Dan Nocera
professor, chemistry, MIT
Nocera received a B.S. degree in Chemistry (magna cum laude) from Rutgers University in 1979. He received a Ph.D. degree in Chemistry from the California Institute of Technology in 1984, after working with Professor Harry B. Gray studying the spectroscopy, electrochemistry, and photochemistry of polynuclear metal-metal bonded complexes.
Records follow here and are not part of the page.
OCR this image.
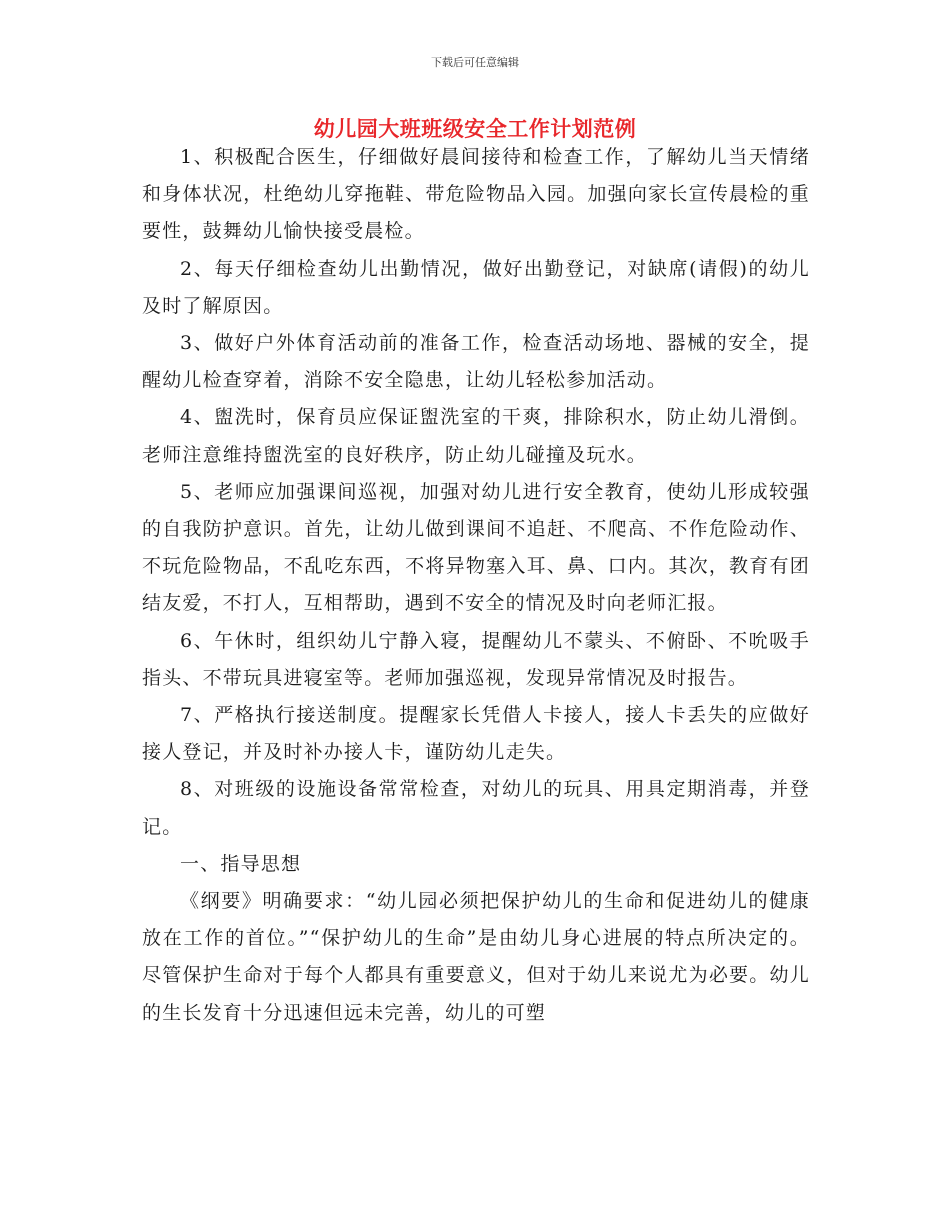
下载后可任意编辑
幼儿园大班班级安全工作计划范例

1、积极配合医生，仔细做好晨间接待和检查工作，了解幼儿当天情绪和身体状况，杜绝幼儿穿拖鞋、带危险物品入园。加强向家长宣传晨检的重要性，鼓舞幼儿愉快接受晨检。

2、每天仔细检查幼儿出勤情况，做好出勤登记，对缺席(请假)的幼儿及时了解原因。

3、做好户外体育活动前的准备工作，检查活动场地、器械的安全，提醒幼儿检查穿着，消除不安全隐患，让幼儿轻松参加活动。

4、盥洗时，保育员应保证盥洗室的干爽，排除积水，防止幼儿滑倒。老师注意维持盥洗室的良好秩序，防止幼儿碰撞及玩水。

5、老师应加强课间巡视，加强对幼儿进行安全教育，使幼儿形成较强的自我防护意识。首先，让幼儿做到课间不追赶、不爬高、不作危险动作、不玩危险物品，不乱吃东西，不将异物塞入耳、鼻、口内。其次，教育有团结友爱，不打人，互相帮助，遇到不安全的情况及时向老师汇报。

6、午休时，组织幼儿宁静入寝，提醒幼儿不蒙头、不俯卧、不吮吸手指头、不带玩具进寝室等。老师加强巡视，发现异常情况及时报告。

7、严格执行接送制度。提醒家长凭借人卡接人，接人卡丢失的应做好接人登记，并及时补办接人卡，谨防幼儿走失。

8、对班级的设施设备常常检查，对幼儿的玩具、用具定期消毒，并登记。

一、指导思想

《纲要》明确要求：“幼儿园必须把保护幼儿的生命和促进幼儿的健康放在工作的首位。”“保护幼儿的生命”是由幼儿身心进展的特点所决定的。尽管保护生命对于每个人都具有重要意义，但对于幼儿来说尤为必要。幼儿的生长发育十分迅速但远未完善，幼儿的可塑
He joined the faculty of Michigan State University in 1984 as assistant professor, and became a professor at MSU in 1990. He moved to Massachusetts Institute of Technology as a professor of chemistry in 1997. He is presently the Henry Dreyfus Professor of Energy and Professor of Chemistry at MIT. Nocera and his researchers received media attention beginning in 2007 when he declared that a better understanding of the photosynthesis process could lead to economical storage of solar energy as chemical fuel. He later announced that his group had developed a highly efficient anode electrocatalyst for use in electrolysis of water employing inexpensive materials. His work centers around the basic mechanisms of energy conversion in biology and chemistry, particularly in the theory of proton coupled electron transfer. He is also the director of the Solar Revolution Project at MIT which seeks to create innovations towards the use of solar energy in large scale, mainstream applications.